Le réveil de d’Artagnan Comédie héroïque en vers en trois actes
Henri Augé
96 pages Les Editions Henri Augé - 1958 - France Pièce de thêatre
Intérêt: 0
Cette «comédie héroïque en vers en trois actes» est une
œuvre bien étrange. Le premier acte se passe en 1642,
lors d’une grande fête à laquelle assistent d’Artagnan
et Porthos. L’assistance est nombreuse et toutes sortes
d’intrigues – de cœur ou d’honneur – s’entrecroisent.
Avec en particulier le projet de d’Artagnan de fuir le
soir même avec sa fiancée Isabelle, en la soustrayant
aux convoitises de différents rivaux.
Mais une bohémienne quelque peu
sorcière, au service des ennemis de d’Artagnan, lui fait
boire un breuvage qui l’endort pour 300 ans.
Les actes II et III se déroulent en 1958. D’Artagnan se
réveille juste au moment où se donne un grand bal masqué
qui vise à reconstituer justement celui de 1642 pendant
lequel il s’est endormi.
Du coup, il ne se rend compte de rien et croit n’avoir
fait qu’un petit somme. Les intrigues de l’acte I se
poursuivent donc, car la plupart des personnages de 1958
portent des noms identiques ou très proches de ceux de
1642.
Les quiproquos se multiplient, d’Artagnan ne comprenant
pas ce qui est arrivé, et l’assistance le prenant pour
un excentrique.

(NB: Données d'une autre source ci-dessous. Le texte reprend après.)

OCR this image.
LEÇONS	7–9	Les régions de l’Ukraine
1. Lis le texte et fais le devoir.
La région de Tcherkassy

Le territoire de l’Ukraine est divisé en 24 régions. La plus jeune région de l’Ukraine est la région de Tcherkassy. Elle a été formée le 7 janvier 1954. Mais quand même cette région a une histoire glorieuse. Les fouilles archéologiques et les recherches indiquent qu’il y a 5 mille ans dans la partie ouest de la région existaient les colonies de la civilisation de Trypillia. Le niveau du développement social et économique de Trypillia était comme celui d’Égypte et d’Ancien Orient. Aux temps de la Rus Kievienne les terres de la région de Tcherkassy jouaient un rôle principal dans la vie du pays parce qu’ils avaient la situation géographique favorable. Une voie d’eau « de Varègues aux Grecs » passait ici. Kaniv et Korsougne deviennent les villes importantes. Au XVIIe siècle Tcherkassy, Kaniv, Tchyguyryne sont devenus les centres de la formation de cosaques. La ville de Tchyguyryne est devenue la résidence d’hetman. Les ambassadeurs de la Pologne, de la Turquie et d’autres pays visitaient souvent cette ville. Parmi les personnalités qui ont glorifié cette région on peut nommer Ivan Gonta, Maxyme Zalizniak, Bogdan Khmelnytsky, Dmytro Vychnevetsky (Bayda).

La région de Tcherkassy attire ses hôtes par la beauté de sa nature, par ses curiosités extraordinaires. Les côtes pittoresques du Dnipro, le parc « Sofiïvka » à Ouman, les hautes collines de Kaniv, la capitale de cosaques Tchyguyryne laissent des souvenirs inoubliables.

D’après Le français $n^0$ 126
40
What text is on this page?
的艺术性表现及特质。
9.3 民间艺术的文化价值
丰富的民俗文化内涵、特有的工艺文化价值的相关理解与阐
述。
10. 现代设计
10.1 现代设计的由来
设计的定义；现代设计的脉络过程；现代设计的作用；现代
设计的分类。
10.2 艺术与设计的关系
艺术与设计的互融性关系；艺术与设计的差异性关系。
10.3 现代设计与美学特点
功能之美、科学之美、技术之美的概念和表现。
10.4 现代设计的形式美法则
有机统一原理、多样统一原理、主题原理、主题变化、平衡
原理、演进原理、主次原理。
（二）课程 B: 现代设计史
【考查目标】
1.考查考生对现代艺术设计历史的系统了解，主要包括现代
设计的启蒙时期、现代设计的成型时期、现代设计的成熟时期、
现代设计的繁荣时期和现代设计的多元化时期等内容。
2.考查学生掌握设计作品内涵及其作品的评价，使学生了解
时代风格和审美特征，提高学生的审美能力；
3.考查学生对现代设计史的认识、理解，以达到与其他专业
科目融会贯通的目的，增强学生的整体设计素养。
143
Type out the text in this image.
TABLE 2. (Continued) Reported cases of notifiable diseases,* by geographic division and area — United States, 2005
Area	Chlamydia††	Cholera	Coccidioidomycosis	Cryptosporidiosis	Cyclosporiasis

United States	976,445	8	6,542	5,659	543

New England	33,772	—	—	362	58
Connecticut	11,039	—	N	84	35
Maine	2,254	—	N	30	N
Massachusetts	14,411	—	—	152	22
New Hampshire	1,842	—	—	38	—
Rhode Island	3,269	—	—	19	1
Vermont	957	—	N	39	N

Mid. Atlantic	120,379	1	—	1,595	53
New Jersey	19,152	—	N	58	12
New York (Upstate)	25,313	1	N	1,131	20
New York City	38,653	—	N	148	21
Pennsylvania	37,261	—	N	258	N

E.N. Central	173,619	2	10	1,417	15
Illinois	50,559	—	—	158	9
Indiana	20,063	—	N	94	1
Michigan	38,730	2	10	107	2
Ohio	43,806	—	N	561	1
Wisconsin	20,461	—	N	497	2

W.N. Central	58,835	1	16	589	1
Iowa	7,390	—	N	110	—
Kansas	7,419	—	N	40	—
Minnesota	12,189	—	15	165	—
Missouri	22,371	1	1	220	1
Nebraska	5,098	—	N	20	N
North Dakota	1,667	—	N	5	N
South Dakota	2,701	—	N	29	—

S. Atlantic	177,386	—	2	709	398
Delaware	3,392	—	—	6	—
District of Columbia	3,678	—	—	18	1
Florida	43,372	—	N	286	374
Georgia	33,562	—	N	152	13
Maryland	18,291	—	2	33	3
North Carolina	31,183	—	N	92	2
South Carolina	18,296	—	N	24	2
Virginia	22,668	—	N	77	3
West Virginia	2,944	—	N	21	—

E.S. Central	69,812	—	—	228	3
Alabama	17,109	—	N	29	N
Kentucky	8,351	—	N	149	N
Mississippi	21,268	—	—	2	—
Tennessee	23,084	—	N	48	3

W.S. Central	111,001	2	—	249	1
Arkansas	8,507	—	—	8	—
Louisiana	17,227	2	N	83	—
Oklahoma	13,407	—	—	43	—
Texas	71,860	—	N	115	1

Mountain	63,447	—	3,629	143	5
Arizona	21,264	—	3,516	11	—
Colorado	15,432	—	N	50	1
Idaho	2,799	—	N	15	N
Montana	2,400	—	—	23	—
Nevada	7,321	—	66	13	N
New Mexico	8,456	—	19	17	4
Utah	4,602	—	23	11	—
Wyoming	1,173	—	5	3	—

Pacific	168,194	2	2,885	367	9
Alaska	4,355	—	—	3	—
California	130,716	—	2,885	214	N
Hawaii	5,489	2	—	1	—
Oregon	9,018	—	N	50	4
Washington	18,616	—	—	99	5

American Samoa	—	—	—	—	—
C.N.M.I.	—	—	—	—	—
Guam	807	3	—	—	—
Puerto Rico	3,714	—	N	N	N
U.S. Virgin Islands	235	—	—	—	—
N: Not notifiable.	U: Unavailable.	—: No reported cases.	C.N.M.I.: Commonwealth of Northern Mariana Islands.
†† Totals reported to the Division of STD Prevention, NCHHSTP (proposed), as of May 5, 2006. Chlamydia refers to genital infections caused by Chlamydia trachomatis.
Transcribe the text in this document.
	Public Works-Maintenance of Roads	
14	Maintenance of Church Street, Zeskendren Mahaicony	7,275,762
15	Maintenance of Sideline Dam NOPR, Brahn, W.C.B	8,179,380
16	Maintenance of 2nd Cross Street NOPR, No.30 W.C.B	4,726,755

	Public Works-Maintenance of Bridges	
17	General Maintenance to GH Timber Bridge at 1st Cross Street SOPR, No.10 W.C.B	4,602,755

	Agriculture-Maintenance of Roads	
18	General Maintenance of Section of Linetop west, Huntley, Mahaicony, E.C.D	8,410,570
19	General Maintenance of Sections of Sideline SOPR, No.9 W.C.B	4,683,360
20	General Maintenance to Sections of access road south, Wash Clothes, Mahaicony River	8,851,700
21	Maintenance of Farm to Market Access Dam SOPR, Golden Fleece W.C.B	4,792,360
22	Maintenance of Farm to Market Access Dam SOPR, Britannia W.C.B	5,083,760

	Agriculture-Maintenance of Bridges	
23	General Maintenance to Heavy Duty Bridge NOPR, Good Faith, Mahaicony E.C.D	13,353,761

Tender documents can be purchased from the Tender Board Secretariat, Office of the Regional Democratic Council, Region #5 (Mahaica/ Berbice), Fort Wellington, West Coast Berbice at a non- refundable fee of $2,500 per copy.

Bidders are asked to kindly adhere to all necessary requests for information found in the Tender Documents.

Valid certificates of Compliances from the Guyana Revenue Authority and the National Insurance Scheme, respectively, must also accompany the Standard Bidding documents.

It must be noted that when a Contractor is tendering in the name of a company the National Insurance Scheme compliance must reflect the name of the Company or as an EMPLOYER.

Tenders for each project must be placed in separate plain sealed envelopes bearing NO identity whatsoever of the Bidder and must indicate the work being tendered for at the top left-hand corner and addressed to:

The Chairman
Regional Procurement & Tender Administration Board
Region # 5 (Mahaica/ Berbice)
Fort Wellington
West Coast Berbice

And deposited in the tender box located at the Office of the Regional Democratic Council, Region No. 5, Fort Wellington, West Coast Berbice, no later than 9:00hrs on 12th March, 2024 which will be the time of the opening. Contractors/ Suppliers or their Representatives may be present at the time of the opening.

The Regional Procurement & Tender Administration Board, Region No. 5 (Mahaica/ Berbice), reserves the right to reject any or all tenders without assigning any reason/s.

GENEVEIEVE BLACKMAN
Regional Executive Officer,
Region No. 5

La vérité finit par se révéler quand le
mousquetaire trouve dans sa poche un mot d’explication
de la bohémienne et le flacon du breuvage magique.
D’Artagnan choisit alors de se suicider en avalant le
reste du flacon, au grand désespoir de la seule femme
«contemporaine» qui avait compris qu’il était vraiment
un héros du temps passé, complètement différent des
personnages veules et matérialistes de sa propre époque.
Cette «comédie héroïque» est un désastre. Le problème
ne tient pas au postulat de départ, qui pourrait être
amusant, mais à la réalisation. Les intrigues mondaines
sont à peu près incompréhensibles, noyées entre des
personnages beaucoup trop nombreux.
Surtout, les vers d’Augé sont calamiteux, ce qui ne
pardonne pas.
Signalons, à l’inverse que le livre, édité par l’auteur
lui-même, est fort beau: belle mise en mage, nombreuses
illustrations, une réussite.
Extrait de l’acte troisième Et c’est la
nuit, scène sixième
D'ARTAGNAN (élevant le flacon)
Liqueur couleur de sang qui de tout mal délivre
Faut-il mourir ou faut-il vivre?
ROSE (très pathétique)
O chevalier de l'Idéal, parmi nous reste
O toi qui depuis si longtemps
J'attendais, je voyais dans un rêve céleste,
Pose la beauté de ton geste
Sur la laideur de notre temps!
Fais revivre chez nous les élégants principes
Avec l’élégance du mot...
PREMIER DANSEUR (à un de ses camarades).
Toi, tu t'en fous de ça ballot!
C'est mon galurin que tu chipes...
(Il lui arrache le chapeau).
2e DANSEUR (près de la chaise)
Oh là! là!... quel est le salaud
Qui s'est vautré, là, sur mes nippes?
(D'Artagnan regarde et écoute. Les gens continuent
à s'en aller par petits groupes).
ROSE (persuasive)
Restez dans ce siècle indigent
Et du bout de votre panache,
Balayez-la, l'affreuse tache
Que partout chez nous fait l’argent!
2e DANSEUR (qui met son manteau fripé)
(Désignant un gros monsieur, laid et commun qui
sort avec la démarche lourde d'un gros canard). Des
groupes le saluent.
Quel est ce numéro qui tangue comme une lougre
Et qu'on salue à tour de bras?
PREMIER DANSEUR
Une fripouille, mais un bougre
Cousu d'or de la tête en bas ..
(Ils s'en vont).
(D'Artagnan n'a cessé de regarder et d'écouter. Il
s'assied, découragé, écrasé sur le coffre-siège).
ROSE (suppliante)
Reste pour nous parler de l'honneur qui s'effeuille
Et de l'amour qu'une grande ombre hélas! endeuille
Ah! dans cet instant solennel,
Lève-toi parmi nous, grand, fort et paternel!
D'ARTAGNAN (serrant le flacon)
Revenir... revenir... au silence éternel!